Sunday, August 24, 2008

insomnia

I woke up again in the middle of the night again, unable to get back to sleep.

This isn't all that unusual these days. But what really stinks is I lie in bed, worrying about everything. My job at a failing company and what kind of a humongous pay cut I would take it I had to leave and work elsewhere. I think about our finances. We aren't in bad shape, better than most Americans I would actually guess, but still not enough to make myself feel comfortable. i even worry about where we are going to move furniture since we have run out of rooms to move things and store things and I am just too pregnant to move boxes and furniture and go through storage items to determine what we need and what we can get rid of.

It's 5 am and I have already surfed the net, read the newspaper, watched the end of the men's gold medal basketball game (which oddly enough my husband woke up for at 4 am and came downstairs to watch, and then returned to bed, all without an alarm), played some majhong, and now I am typing this. I was contemplating unloading the dishwasher, but I think it would make too much noise.

And, I am hungry, and eating at 5 am when out of your schedule isn't really a good thing. not to mention, we don't have anything all that good in the fridge.

urgh, i hate this. what I hate the most though is I have my family coming over this afternoon. Since I am the only one with a backyard, I was asked to host a picnic for my dad's new girlfriend. woo hoo. which means I am going to have to be "on" today and with a lack of sleep, that may be difficult.

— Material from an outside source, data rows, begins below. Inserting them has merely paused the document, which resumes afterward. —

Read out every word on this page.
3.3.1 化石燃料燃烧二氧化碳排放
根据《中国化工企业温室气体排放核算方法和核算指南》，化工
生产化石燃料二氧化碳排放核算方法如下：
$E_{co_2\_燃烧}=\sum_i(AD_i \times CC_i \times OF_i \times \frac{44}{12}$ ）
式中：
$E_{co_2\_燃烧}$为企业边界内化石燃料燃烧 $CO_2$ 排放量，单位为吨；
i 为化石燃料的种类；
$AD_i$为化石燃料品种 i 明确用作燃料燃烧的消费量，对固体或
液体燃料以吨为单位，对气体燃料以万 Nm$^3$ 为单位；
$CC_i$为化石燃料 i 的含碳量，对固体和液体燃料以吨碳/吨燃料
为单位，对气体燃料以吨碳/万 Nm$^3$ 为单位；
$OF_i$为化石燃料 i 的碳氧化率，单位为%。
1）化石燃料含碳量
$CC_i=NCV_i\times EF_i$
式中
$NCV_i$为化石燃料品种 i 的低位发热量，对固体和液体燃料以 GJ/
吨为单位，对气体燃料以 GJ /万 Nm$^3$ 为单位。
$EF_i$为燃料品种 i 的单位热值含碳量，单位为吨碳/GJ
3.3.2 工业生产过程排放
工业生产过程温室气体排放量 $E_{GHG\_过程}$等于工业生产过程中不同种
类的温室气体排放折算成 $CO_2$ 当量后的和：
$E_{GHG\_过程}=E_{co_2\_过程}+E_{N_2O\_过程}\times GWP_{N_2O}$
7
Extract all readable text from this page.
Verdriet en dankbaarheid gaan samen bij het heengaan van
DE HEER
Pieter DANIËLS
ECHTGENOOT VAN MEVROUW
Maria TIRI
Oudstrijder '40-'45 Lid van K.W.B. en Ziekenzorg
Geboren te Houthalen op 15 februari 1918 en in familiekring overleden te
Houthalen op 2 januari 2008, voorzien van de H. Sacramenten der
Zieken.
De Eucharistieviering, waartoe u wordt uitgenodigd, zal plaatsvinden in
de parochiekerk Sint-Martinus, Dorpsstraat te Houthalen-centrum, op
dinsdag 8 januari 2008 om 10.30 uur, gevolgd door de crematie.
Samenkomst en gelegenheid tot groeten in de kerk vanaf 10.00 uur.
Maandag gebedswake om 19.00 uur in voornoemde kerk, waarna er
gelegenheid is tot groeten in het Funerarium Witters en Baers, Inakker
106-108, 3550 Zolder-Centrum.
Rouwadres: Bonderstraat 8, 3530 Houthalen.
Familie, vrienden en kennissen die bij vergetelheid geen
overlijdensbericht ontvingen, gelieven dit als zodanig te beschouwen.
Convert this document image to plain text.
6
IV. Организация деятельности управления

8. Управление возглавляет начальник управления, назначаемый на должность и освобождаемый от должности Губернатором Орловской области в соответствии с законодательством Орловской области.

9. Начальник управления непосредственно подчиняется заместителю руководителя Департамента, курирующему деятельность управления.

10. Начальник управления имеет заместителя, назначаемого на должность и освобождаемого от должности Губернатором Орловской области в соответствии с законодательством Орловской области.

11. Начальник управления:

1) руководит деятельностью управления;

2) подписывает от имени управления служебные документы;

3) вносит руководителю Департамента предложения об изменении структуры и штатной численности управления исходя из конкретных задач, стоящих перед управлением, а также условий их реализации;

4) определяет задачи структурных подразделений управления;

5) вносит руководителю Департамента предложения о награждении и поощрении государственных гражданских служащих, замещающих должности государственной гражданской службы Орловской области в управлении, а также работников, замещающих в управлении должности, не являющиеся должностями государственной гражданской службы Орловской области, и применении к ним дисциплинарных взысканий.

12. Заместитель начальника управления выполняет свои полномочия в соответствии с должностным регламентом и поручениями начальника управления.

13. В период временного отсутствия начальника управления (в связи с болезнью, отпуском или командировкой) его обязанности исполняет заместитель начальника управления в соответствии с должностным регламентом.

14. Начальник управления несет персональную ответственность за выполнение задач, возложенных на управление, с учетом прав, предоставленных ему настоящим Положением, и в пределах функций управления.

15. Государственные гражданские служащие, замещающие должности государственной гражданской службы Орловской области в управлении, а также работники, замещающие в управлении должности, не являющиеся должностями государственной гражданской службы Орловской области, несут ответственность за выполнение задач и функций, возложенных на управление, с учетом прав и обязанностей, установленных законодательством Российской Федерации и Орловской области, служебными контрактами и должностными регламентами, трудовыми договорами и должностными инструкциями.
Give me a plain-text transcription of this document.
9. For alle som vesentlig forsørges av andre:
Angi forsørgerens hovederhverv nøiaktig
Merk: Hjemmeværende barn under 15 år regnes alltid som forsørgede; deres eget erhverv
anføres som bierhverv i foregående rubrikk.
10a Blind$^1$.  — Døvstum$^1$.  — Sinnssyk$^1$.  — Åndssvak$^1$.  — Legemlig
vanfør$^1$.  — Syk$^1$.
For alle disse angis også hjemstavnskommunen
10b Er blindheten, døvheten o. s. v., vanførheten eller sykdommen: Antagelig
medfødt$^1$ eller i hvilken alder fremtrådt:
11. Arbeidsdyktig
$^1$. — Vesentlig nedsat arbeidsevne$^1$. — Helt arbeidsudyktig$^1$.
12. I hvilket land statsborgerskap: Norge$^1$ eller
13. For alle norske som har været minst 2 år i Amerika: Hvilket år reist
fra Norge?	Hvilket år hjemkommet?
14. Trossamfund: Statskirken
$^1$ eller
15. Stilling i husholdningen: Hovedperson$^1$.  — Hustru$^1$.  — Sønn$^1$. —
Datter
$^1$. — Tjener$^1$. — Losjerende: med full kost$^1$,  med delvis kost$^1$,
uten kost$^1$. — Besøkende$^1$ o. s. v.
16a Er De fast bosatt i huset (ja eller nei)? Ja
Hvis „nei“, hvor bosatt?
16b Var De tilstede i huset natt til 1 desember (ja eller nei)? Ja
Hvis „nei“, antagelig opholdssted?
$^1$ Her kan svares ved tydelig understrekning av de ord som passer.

ok, i am going to get some orange juice and try to doze off while watching endless infomercials on my poor people no cable television.

1 comment:

Anonymous said...

the sleeplessness.....
it will most likely continue until the baby is born. i think it's your body's way of getting you ready. it sucks. remind yourself that when the children are teenagers they'll want to sleep in until 11 am on the weekends. you'll sleep then.